Arts & Culture

Celebrating Eighty Years of Gone with the Wind

How Georgia will mark the film’s anniversary

On December 15, 1939, Gone with the Wind premiered in Atlanta. Eight decades later, it remains the top-grossing film of all time (adjusted for inflation), and it has prompted countless spoofs and discussions about perceptions of the old and new South. Here are a few ways fans will remember the film in Georgia this winter. 

Clark Gable and Vivien Leigh in Gone with the Wind.


Hattie McDaniel became the first African American actor to win an Oscar for her role as Mammy, but segregation barred her from the premiere. In an exhibition, Marietta’s Gone with the Wind Museum honors the film’s black cast members and displays an original script and costumes.
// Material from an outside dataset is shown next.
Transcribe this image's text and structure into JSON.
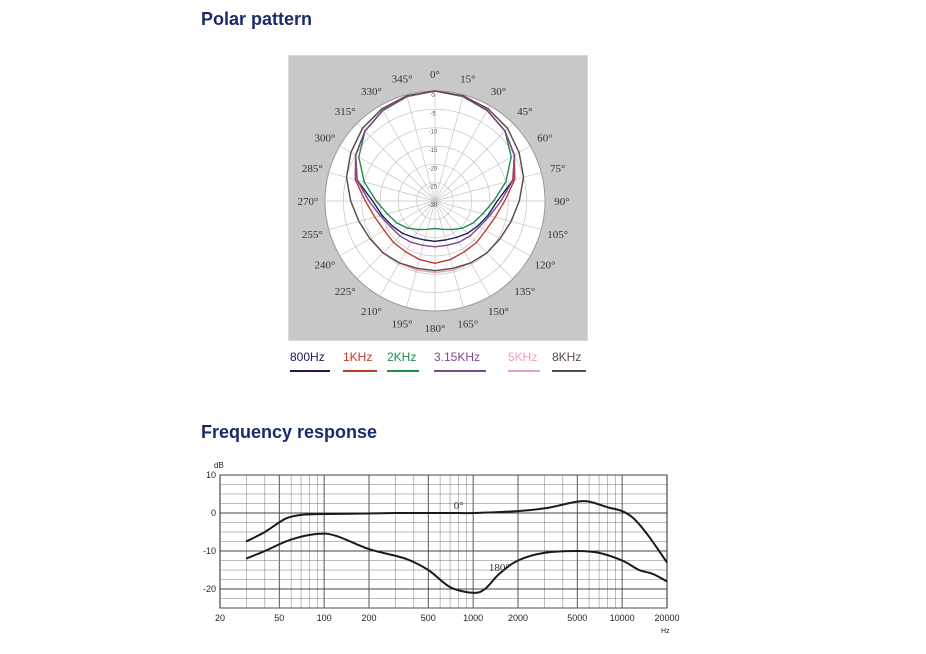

Down the street, the Strand Theatre invites all to a screening of the film on December 14. Get there early for a prelude of the score played on the Mighty Allen Theatre Organ. 

Vivian Leigh and Hattie McDaniel in Gone with the Wind.

By the Book 

The Margaret Mitchell House hosts Stars Fall on Atlanta, an exhibit about the premiere with movie posters, black-and-white photos, and historic context, in the same home where Mitchell wrote the novel on which the film is based. 

Surrounding Views 

In Atlanta for the premiere, Clark Gable visited the Cyclorama, a 360-degree painting depicting the Battle of Atlanta, a climactic event in the book and film. Over time, artists altered the Cyclorama to depict fictitious details—including a Confederate victory and a soldier bearing Gable’s face. Last February, the Atlanta History Center unveiled a restored, historically accurate mural. 

Clark Gable and Leigh in Gone with the Wind.